Not only is just a third of the amount of protein needed to get the same effect, but it also tastes a whole lot better. You can use this candy to prank your friends or to have a miracle berry party with them and try different sour and bitter food to see the difference (the effect will wear off after about 30 minutes). Believe me it is extremely funny to trick your senses this way. If you are interested in finding out more about the protein, take a look at this paper.

Instead of using "normal" sugar (which consists of monosaccharides such as glucose, fructose and galactose), we will be using isomalt sugar (wikipedia). I've listed the advantages and disadvantages of using isomalt in the following table:

advantages disadvantages
+ less hygroscopic: less sticky in humid conditions
+ no water needed for cooking
+ does not caramelize: doesn't get a yellowish colour
+ very clean and clear (sugar has a natural tint, isomalt doesn't)
+ can be reheated
+ doesn't crystallise as easy
+ no impurities have to be remove during cooking
+ less calories
- more expensive
- leaves less time to work with
- may upset the stomach if consumed in large quantities

As you can see in this case the advantages clearly outweigh the disadvantages.

Step 1: Stuff You Need

Ingredients (for about 9 bonbons)

  • 3 Miracle berry tablets (e.g. here: I tried a different brand as well, but this one worked better
  • 1/2 cup of Isomalt sugar (e.g. on
  • 0.75-1 tsp of Citric acid
  • Food colouring (a few drops)
  • Aroma (a few drops) I used cherry, since it complements the sour taste quite well.

  • Disposable gloves
  • Mortar and pestle
  • Silpad (e.g. on )
  • Heat lamp (e.g. on )
  • Small pot
  • Candy thermometer
  • Scissors

Step 2: Cooking the Sugar

The set back about miraculin is, that it is a protein and therefore it can't be cooked (it breaks down at about 160°F (Thanks to Zach from for this information)). The trick is to add it after cooking the sugar. So make sure to keep it out of the heat for as long as possible.

Since we are using isomalt the cooking process is a lot easier. You wont have to remove any impurities, just heat it up to about 145-150°C (~ 290-300°F). Make sure that it has melted entirely and let it cool off to about 125 °C (~ 255°F).

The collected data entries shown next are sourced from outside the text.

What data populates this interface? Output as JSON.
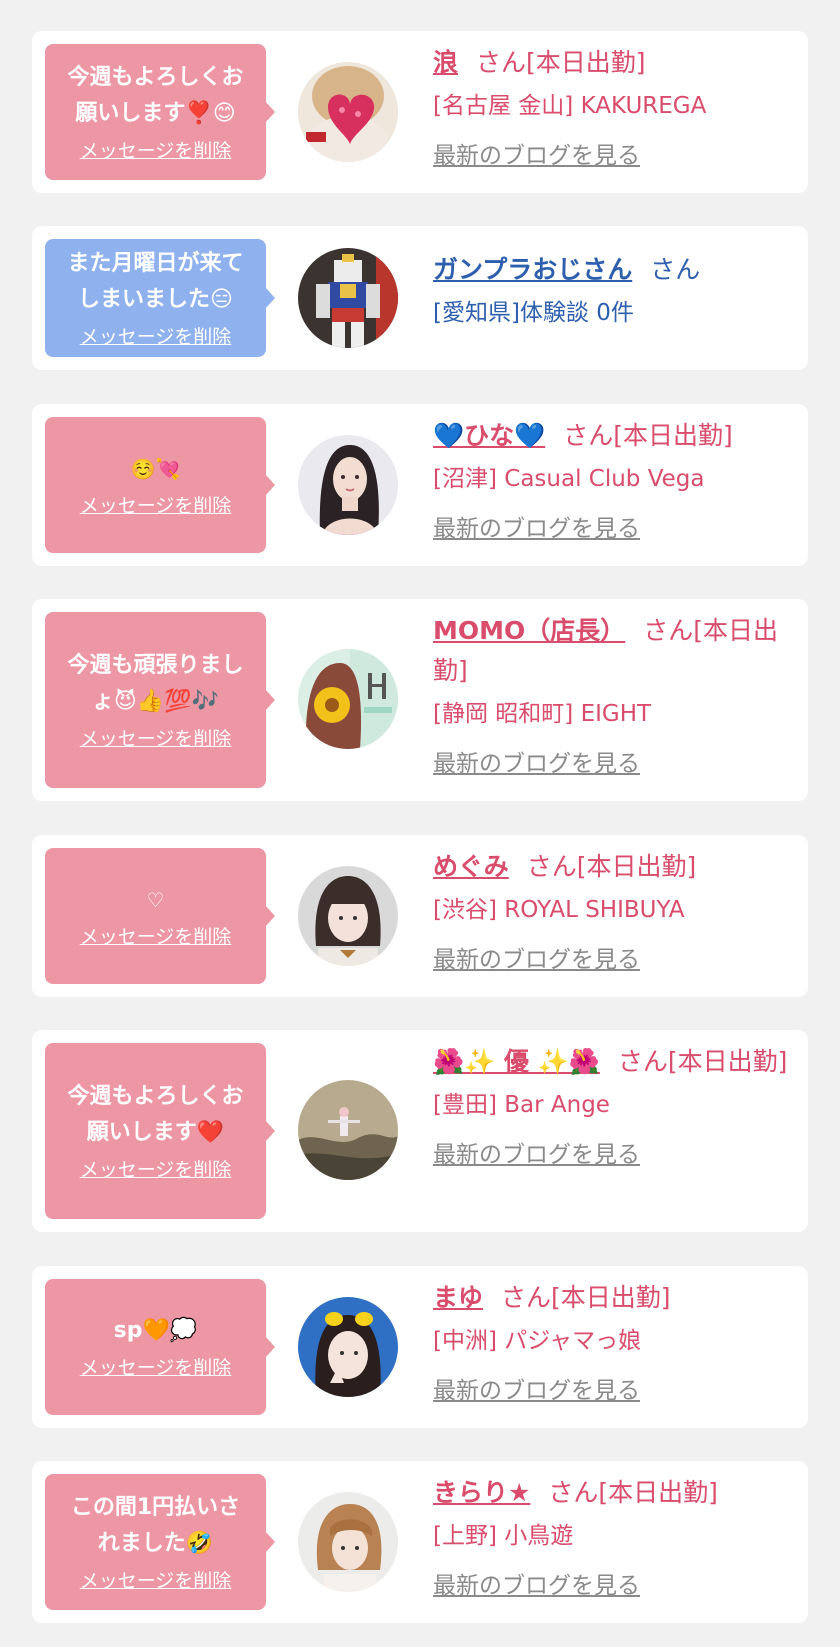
{
  "delete_label": "メッセージを削除",
  "blog_label": "最新のブログを見る",
  "entries": [
    {
      "message": "今週もよろしくお\n願いします❣️😊",
      "name": "浪",
      "suffix": "さん[本日出勤]",
      "shop": "[名古屋 金山] KAKUREGA",
      "has_blog": true,
      "avatar": "heart-sticker-photo"
    },
    {
      "message": "また月曜日が来て\nしまいました😑",
      "name": "ガンプラおじさん",
      "suffix": "さん",
      "shop": "[愛知県]体験談 0件",
      "has_blog": false,
      "avatar": "gundam-figure-photo"
    },
    {
      "message": "☺️💘",
      "name": "💙ひな💙",
      "suffix": "さん[本日出勤]",
      "shop": "[沼津] Casual Club Vega",
      "has_blog": true,
      "avatar": "woman-portrait-photo"
    },
    {
      "message": "今週も頑張りまし\nょ😈👍💯🎶",
      "name": "MOMO（店長）",
      "suffix": "さん[本日出勤]",
      "shop": "[静岡 昭和町] EIGHT",
      "has_blog": true,
      "avatar": "sunflower-eight-logo-photo"
    },
    {
      "message": "♡",
      "name": "めぐみ",
      "suffix": "さん[本日出勤]",
      "shop": "[渋谷] ROYAL SHIBUYA",
      "has_blog": true,
      "avatar": "bob-hair-girl-photo"
    },
    {
      "message": "今週もよろしくお\n願いします❤️",
      "name": "🌺✨ 優 ✨🌺",
      "suffix": "さん[本日出勤]",
      "shop": "[豊田] Bar Ange",
      "has_blog": true,
      "avatar": "cliff-landscape-photo"
    },
    {
      "message": "sp🧡💭",
      "name": "まゆ",
      "suffix": "さん[本日出勤]",
      "shop": "[中洲] パジャマっ娘",
      "has_blog": true,
      "avatar": "duck-hairclip-girl-photo"
    },
    {
      "message": "この間1円払いさ\nれました🤣",
      "name": "きらり★",
      "suffix": "さん[本日出勤]",
      "shop": "[上野] 小鳥遊",
      "has_blog": true,
      "avatar": "short-hair-girl-photo"
    }
  ]
}
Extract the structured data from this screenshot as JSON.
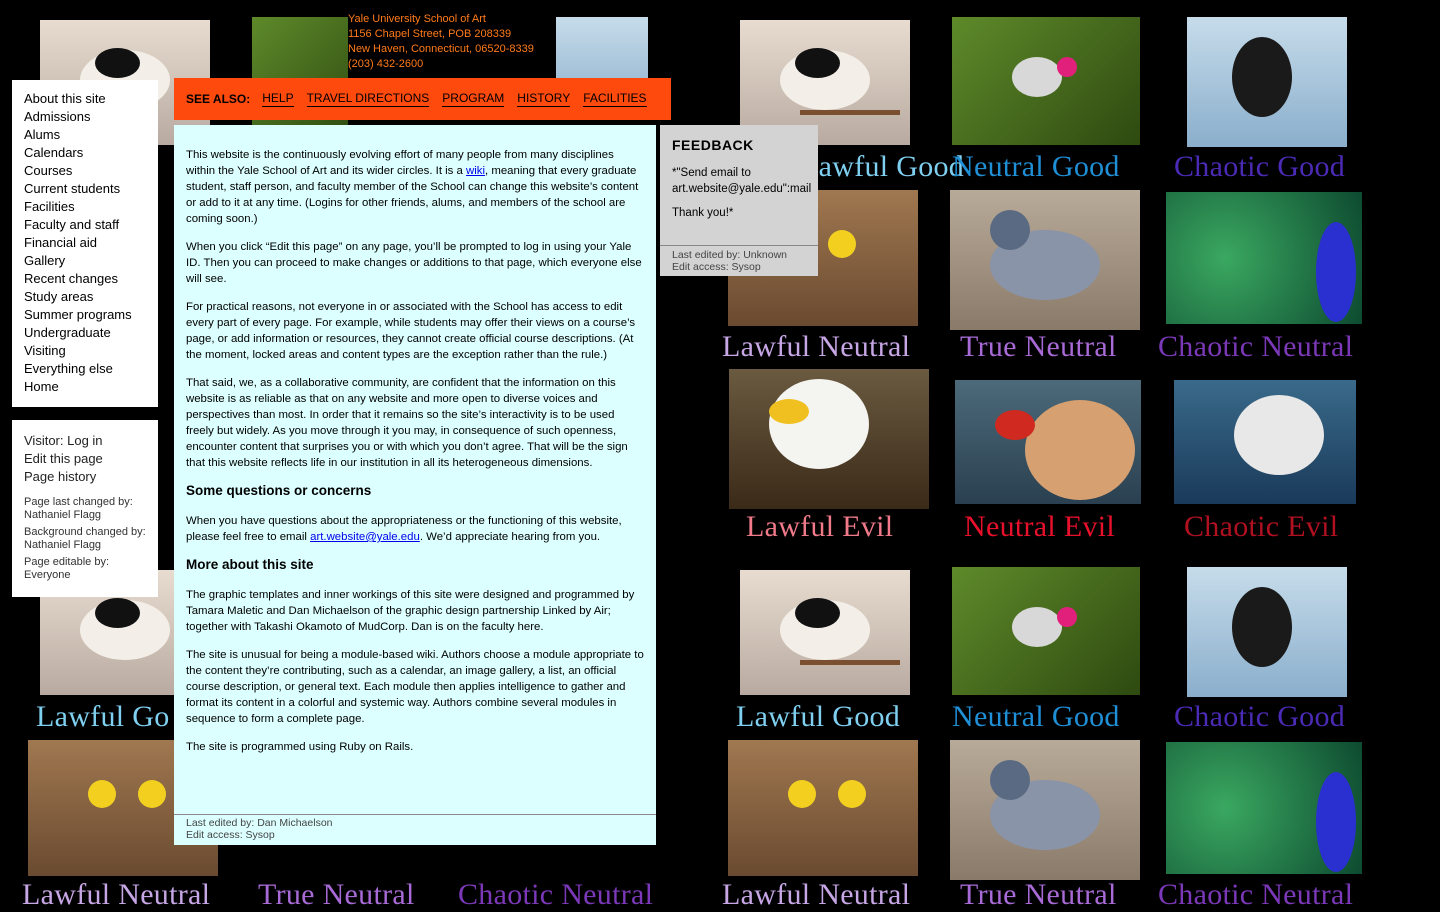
{
  "address": {
    "line1": "Yale University School of Art",
    "line2": "1156 Chapel Street, POB 208339",
    "line3": "New Haven, Connecticut, 06520-8339",
    "line4": "(203) 432-2600"
  },
  "nav": {
    "items": [
      {
        "label": "About this site"
      },
      {
        "label": "Admissions"
      },
      {
        "label": "Alums"
      },
      {
        "label": "Calendars"
      },
      {
        "label": "Courses"
      },
      {
        "label": "Current students"
      },
      {
        "label": "Facilities"
      },
      {
        "label": "Faculty and staff"
      },
      {
        "label": "Financial aid"
      },
      {
        "label": "Gallery"
      },
      {
        "label": "Recent changes"
      },
      {
        "label": "Study areas"
      },
      {
        "label": "Summer programs"
      },
      {
        "label": "Undergraduate"
      },
      {
        "label": "Visiting"
      },
      {
        "label": "Everything else"
      },
      {
        "label": "Home"
      }
    ]
  },
  "user": {
    "login": "Visitor: Log in",
    "edit": "Edit this page",
    "history": "Page history",
    "changed_by_label": "Page last changed by:",
    "changed_by": "Nathaniel Flagg",
    "bg_changed_label": "Background changed by:",
    "bg_changed_by": "Nathaniel Flagg",
    "editable_label": "Page editable by:",
    "editable_by": "Everyone"
  },
  "seealso": {
    "label": "SEE ALSO:",
    "links": [
      "HELP",
      "TRAVEL DIRECTIONS",
      "PROGRAM",
      "HISTORY",
      "FACILITIES"
    ]
  },
  "main": {
    "p1a": "This website is the continuously evolving effort of many people from many disciplines within the Yale School of Art and its wider circles. It is a ",
    "p1link": "wiki",
    "p1b": ", meaning that every graduate student, staff person, and faculty member of the School can change this website’s content or add to it at any time. (Logins for other friends, alums, and members of the school are coming soon.)",
    "p2": "When you click “Edit this page” on any page, you’ll be prompted to log in using your Yale ID. Then you can proceed to make changes or additions to that page, which everyone else will see.",
    "p3": "For practical reasons, not everyone in or associated with the School has access to edit every part of every page. For example, while students may offer their views on a course’s page, or add information or resources, they cannot create official course descriptions. (At the moment, locked areas and content types are the exception rather than the rule.)",
    "p4": "That said, we, as a collaborative community, are confident that the information on this website is as reliable as that on any website and more open to diverse voices and perspectives than most. In order that it remains so the site’s interactivity is to be used freely but widely. As you move through it you may, in consequence of such openness, encounter content that surprises you or with which you don’t agree. That will be the sign that this website reflects life in our institution in all its heterogeneous dimensions.",
    "h2": "Some questions or concerns",
    "p5a": "When you have questions about the appropriateness or the functioning of this website, please feel free to email ",
    "p5link": "art.website@yale.edu",
    "p5b": ". We’d appreciate hearing from you.",
    "h3": "More about this site",
    "p6": "The graphic templates and inner workings of this site were designed and programmed by Tamara Maletic and Dan Michaelson of the graphic design partnership Linked by Air; together with Takashi Okamoto of MudCorp. Dan is on the faculty here.",
    "p7": "The site is unusual for being a module-based wiki. Authors choose a module appropriate to the content they’re contributing, such as a calendar, an image gallery, a list, an official course description, or general text. Each module then applies intelligence to gather and format its content in a colorful and systemic way. Authors combine several modules in sequence to form a complete page.",
    "p8": "The site is programmed using Ruby on Rails.",
    "edited": "Last edited by: Dan Michaelson",
    "access": "Edit access: Sysop"
  },
  "feedback": {
    "title": "FEEDBACK",
    "line1": "*\"Send email to",
    "line2": "art.website@yale.edu\":mail",
    "line3": "Thank you!*",
    "edited": "Last edited by: Unknown",
    "access": "Edit access: Sysop"
  },
  "background": {
    "captions": {
      "lg_left": "Lawful Go",
      "ln_left": "Lawful Neutral",
      "tn_left": "True Neutral",
      "cn_left": "Chaotic Neutral",
      "lg1": "Lawful Good",
      "ng1": "Neutral Good",
      "cg1": "Chaotic Good",
      "ln1": "Lawful Neutral",
      "tn1": "True Neutral",
      "cn1": "Chaotic Neutral",
      "le1": "Lawful Evil",
      "ne1": "Neutral Evil",
      "ce1": "Chaotic Evil",
      "lg2": "Lawful Good",
      "ng2": "Neutral Good",
      "cg2": "Chaotic Good",
      "ln2": "Lawful Neutral",
      "tn2": "True Neutral",
      "cn2": "Chaotic Neutral"
    },
    "colors": {
      "lawful_good": "#7fd0f0",
      "neutral_good": "#1f8fd6",
      "chaotic_good": "#4b2ab5",
      "lawful_neutral": "#c7a6e6",
      "true_neutral": "#a86ad6",
      "chaotic_neutral": "#7b38b8",
      "lawful_evil": "#f07a8a",
      "neutral_evil": "#e8102a",
      "chaotic_evil": "#b01020"
    }
  }
}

Then add 0.75 to 1 teaspoon of citric acid (depending on how sour you want them to be) and use a spoon to stir the mixture.

Step 3: Let's Add Some Colour

Pour the mixture onto your silpat. I tried making the candy without a heat lamp and it just didn't turn out as good, so I suggest, that you use one, too. It will make the whole process a lot easier.

Make sure to wear the disposable gloves, since they will prevent the sugar from sticking to your fingers.

Wait, till the mixture has started to set and carefully make a small dent into it with your finger (Please be careful and don't burn your finger!). Add a few drops of aroma and food colouring to it.  As you can see I wanted to make a two coloured candy, that's why a used a knife to separate the mixture before it started to set.
At this point the sugar is still pretty hot, so use a knife to knead the aroma and colour into it. You can of course go with as many different colours, as you like.

Step 4: Add the Miracle Berry Powder

In order to add the miracle berry powder you will have to pulverise it. Use a mortar and pestle to do so.

Then flatten your sugar mass (it should have about 50°C (122°F) at this point) and add a small layer of powder on top of it. Knead it in and apply an other layer, until all the powder is inside your candy. Make sure, that the sugar is not too hot, or the miraculin will break down and the effect will not work any more.

Step 5: Forming the Candy

To add a nice sheen to the candy start pulling on both ends, fold it in the middle and pull again. Once you are happy with its appearance form it into rolls, as shown in the third picture and press them together. They will immediately stick to each other so make sure to align them right.

Simply use scissors, to cut them to the correct size. Enjoy them and have a lot of fun.

Hint: In order to clean your pot, thermometer and knife just place them in water and leave them over night. Otherwise it is pretty annoying to remove the sugar from everything even if you are using hot water.